Curiosamente, há pouco tempo, em conversa sobre um trabalho em determinada equipa, recordávamos um Defesa-Central que, para surpresa nossa, realizava acções similares no treino, as quais proibimos não só pelo risco elevado que traziam, mas também por colidirem com outro tipo de soluções de construção que procurávamos nessa altura para a equipa. No entanto será bom reflectir sobre isto, não só do ponto de vista individual, dado estarmos a condicionar a criatividade e não a compreendê-la e a enquadrá-la, e do ponto de vista colectivo por estarmos a rejeitar, pelo menos de forma prematura, mais uma possível solução de construção à equipa. Isto num momento em que a organização defensiva das equipas cresceu de forma exponencial, sendo o pressing cada vez mais alto e mais organizado.
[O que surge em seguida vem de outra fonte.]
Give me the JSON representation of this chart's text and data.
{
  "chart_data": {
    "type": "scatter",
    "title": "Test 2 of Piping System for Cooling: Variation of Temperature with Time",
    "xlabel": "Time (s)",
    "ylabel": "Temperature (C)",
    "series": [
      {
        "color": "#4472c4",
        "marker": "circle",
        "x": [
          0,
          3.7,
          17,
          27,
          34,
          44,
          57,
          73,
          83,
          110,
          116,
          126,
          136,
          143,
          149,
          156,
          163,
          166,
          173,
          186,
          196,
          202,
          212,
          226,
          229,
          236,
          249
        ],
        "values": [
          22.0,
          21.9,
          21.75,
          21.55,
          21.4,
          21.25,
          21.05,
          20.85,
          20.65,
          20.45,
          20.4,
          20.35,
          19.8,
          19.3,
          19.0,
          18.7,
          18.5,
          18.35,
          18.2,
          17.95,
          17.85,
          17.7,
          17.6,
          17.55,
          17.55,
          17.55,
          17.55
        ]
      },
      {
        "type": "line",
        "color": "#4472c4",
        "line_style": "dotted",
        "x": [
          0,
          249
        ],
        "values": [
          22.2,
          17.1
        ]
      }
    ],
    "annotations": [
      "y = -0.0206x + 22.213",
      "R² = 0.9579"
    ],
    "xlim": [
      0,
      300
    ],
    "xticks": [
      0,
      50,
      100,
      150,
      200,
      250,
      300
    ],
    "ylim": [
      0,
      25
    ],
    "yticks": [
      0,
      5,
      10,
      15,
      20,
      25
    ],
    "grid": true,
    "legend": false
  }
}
Por fim, o que a selecção Holandesa fez na década de 70, foi talvez muito à frente do seu tempo e mesmo do nosso, pois como vários autores e treinadores antecipam, talvez o futuro da organização das equipas passe mesmo por algumas ideias que já marcam o Futsal há vários anos, potenciando uma maior troca posicional e funcional dos jogadores. O treinador português (Jesus, 2009), vai ao encontro desta ideia ao referir: “penso que vai ser esse o grande segredo e evolução do Futebol no futuro, em todo o mundo: vários jogadores com capacidade para actuarem em várias posições”. Também o treinador brasileiro (Parreira, 2002), baseando-se em Mário Zagallo, citados por (Cerqueira, 2009), sustentam esta posição ao explicar que “com o caminho que o Futebol está a seguir, brevemente chegaremos à formação 4-6-0 e para ser bem sucedido vamos precisar de todos os jogadores em volta que possam defender e atacar quando aconselhado”.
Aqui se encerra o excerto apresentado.